Misconceptions About Hospice

Further complicating matters are misconceptions about what hospice does and does not do. Hospice provides comfort when a cure is no longer possible or curative treatment is no longer desired. Patients don’t have to be "on their deathbed" to receive hospice care. Some clinicians worry that it’s “too soon for hospice” or that the patient or clinician will be penalized if the patient lives beyond six months. While it is true that a physician must certify that the patient is expected to live six months or less, hospice services need not end at six months. Hospice services can extend well beyond the original six-month life expectancy, should the patient continue to qualify for end-of-life care.

Also, a patient can leave hospice care at any time.

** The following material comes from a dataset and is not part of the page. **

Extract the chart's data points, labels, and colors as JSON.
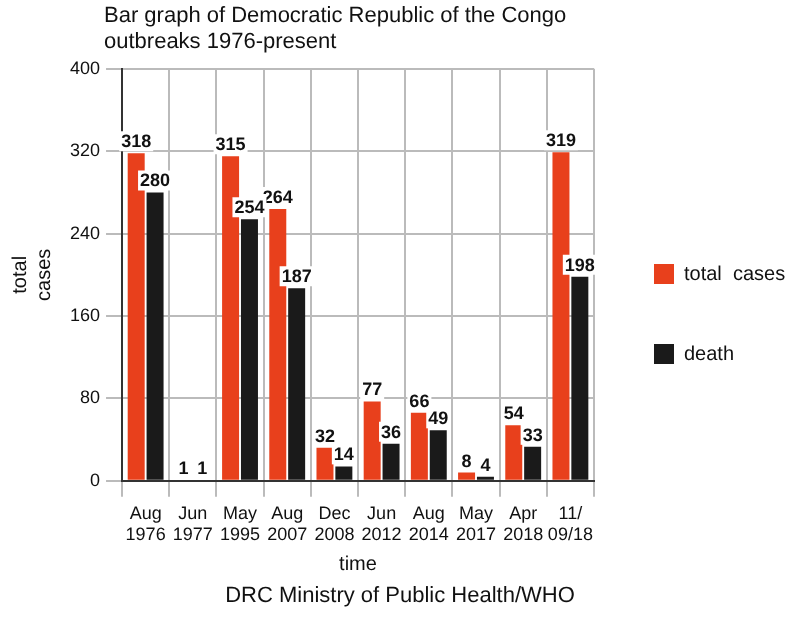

If a patient wants to return to curative treatment, such as chemotherapy, radiation or dialysis, he or she can do so. The hospice benefits are still available, should they choose it later.

In addition to medical and nursing services, hospice provides social services and counseling. It offers medical equipment, medications and home health aide services to help with housekeeping and other chores. Hospice provides volunteers to support patient and families. Hospice is typically delivered in the patient's own home, but it can be delivered in a nursing home or an assisted living facility. Other locations can include a hospital or a hospice facility. Hospice also can provide various therapies to enhance the quality of a patient's life, such as speech, occupational and physical therapy. It provides palliative, or comfort care.

It is not just for the elderly or for Medicare patients, but patients of all ages. Hospice is covered by Medicare Part A, Medicaid and many private insurers. Most hospices have a sliding scale for poor patients and some provide charity care for the indigent. The vast majority of patients and families never receive a bill from hospice.

Finally, hospice neither hastens nor delays death. Hospice seeks to improve the patient's quality of life and allow dying to take place naturally. It will not extend life through artificial or mechanical means, nor will it shorten life through assisted suicide.

Hospice’s goal is to enhance quality of life for patients and families, allowing the terminally ill to spend the remaining time in comfort, surrounded by those they love. But before that can happen, we have to have the conversation about end of life care. And while that conversation is emotionally difficult, regret over losing what could have been in those precious final weeks, is also difficult. An all too common lament I hear from surviving family members is, “I wish we had begun hospice sooner.”